“How to Break Up with Your Phone” – Catherine Price

While this book is intended to be used as a 30 day plan in order to break up with your phone, I read it in almost one sitting & am more than happy to give it a full 5 out of 5 ★ rating straight away! This book is literally life-changing! I already see it among my top 10 books for the year of 2020 & will surely be talking about it with all my friends for whom I would see it as a useful read 😏

I have already noticed a while ago that I seem to have addictive tendencies in connection with my phone: picking it up during every single moment when I wasn’t doing something – in the elevator, while waiting in line at the supermarket or even for a minute when a friend goes to the bathroom during dinner. The worst case scenario usually happened while picking it up at home though, getting stuck on it, forgetting why I unlocked the screen in the first place, robbing me of valuable “free time” & breaking my good intentions of going to sleep earlier. All of these realisations got even more emphasised during the 2 month lockdown due to the COVID-19 virus, when we were pretty much confined to only our own apartments. It took me almost a month to get back into a healthy reading routine & to stop pointlessly browsing apps on my phone.

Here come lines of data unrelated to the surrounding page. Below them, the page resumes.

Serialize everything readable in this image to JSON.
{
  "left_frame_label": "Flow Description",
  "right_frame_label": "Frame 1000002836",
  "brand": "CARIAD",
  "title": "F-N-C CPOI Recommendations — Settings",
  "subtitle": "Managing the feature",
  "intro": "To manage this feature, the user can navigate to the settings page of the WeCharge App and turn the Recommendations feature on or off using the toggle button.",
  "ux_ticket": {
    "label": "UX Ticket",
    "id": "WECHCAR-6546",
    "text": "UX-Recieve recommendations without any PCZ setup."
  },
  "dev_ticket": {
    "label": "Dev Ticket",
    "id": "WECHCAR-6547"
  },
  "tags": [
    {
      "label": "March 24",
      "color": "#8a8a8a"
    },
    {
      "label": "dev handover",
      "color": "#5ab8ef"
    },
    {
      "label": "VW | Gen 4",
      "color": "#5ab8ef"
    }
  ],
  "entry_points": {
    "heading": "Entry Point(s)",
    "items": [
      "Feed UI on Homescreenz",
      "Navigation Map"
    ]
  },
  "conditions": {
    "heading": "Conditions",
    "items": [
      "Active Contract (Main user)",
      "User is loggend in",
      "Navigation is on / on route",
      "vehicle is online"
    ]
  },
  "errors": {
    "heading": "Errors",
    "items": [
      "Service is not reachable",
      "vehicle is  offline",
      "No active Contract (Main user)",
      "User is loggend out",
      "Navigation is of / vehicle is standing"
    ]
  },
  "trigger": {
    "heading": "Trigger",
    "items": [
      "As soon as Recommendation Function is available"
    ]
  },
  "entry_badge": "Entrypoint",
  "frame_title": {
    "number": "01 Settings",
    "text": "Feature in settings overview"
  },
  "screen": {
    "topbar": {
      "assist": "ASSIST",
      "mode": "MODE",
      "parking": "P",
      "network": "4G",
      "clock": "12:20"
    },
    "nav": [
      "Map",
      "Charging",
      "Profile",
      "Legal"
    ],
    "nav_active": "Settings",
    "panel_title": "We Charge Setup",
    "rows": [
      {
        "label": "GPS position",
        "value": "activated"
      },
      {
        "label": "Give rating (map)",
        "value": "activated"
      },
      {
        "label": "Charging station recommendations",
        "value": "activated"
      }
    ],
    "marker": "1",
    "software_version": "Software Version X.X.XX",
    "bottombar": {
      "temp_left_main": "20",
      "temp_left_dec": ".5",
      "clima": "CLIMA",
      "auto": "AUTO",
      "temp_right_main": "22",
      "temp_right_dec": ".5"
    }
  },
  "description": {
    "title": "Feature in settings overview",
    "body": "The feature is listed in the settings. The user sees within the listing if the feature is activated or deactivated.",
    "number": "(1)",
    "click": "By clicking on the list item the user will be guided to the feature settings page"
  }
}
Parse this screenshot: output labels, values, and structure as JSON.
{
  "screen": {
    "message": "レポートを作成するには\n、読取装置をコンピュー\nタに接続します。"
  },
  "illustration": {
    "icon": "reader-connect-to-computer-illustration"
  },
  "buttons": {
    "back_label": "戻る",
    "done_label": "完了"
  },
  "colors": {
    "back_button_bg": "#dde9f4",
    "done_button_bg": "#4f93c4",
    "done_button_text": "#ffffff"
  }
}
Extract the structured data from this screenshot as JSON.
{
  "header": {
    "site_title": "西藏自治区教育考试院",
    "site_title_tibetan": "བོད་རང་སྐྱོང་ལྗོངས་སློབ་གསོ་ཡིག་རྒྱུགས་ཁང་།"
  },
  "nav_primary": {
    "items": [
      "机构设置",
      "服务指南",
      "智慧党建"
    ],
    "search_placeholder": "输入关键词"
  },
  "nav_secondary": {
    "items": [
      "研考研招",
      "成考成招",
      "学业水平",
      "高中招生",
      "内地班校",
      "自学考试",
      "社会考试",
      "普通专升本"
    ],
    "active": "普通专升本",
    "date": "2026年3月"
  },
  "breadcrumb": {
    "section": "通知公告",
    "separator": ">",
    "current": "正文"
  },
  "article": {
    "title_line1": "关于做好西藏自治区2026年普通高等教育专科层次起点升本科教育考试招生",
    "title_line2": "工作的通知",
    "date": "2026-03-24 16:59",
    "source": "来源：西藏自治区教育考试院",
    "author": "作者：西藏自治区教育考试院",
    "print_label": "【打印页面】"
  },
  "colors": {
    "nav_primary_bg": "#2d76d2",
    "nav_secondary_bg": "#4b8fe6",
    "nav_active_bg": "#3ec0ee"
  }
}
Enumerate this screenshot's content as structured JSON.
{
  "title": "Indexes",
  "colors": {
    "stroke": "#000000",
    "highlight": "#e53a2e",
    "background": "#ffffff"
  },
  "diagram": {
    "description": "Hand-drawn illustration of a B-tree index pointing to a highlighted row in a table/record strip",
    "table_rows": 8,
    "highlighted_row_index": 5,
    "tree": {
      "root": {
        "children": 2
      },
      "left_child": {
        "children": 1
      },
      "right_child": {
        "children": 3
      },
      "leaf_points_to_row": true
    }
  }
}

Whereas a lot of us are aware that we should be using our phones less, this book is extremely eye-opening in revealing your actual behaviour. It guides you down a personalised path of making you reflect on what exactly you want to change about the way that you use your phone today. Being aware of the fact that I needed to get a grip on how I let myself be manipulated by my phone & the apps that I use, I have tried taking the first steps towards changing my habits multiple times a while back:

  • Buying an actual alarm clock instead of being woken up by my phone & going through all my notifications first thing in the morning;
  • Charging my phone in a different room during the night in order to stop myself from scrolling through it right before going to sleep;
  • Putting the majority of my apps into folders to stop being tempted by them simply by seeing their icon, each time I unlocked my phone;
  • Deleting the Facebook app & blocking the usage of the YouTube app, since I realised that those were my biggest time suckers;
  • Keeping my phone on silent the majority of the time to get rid of all notification sounds & vibrations.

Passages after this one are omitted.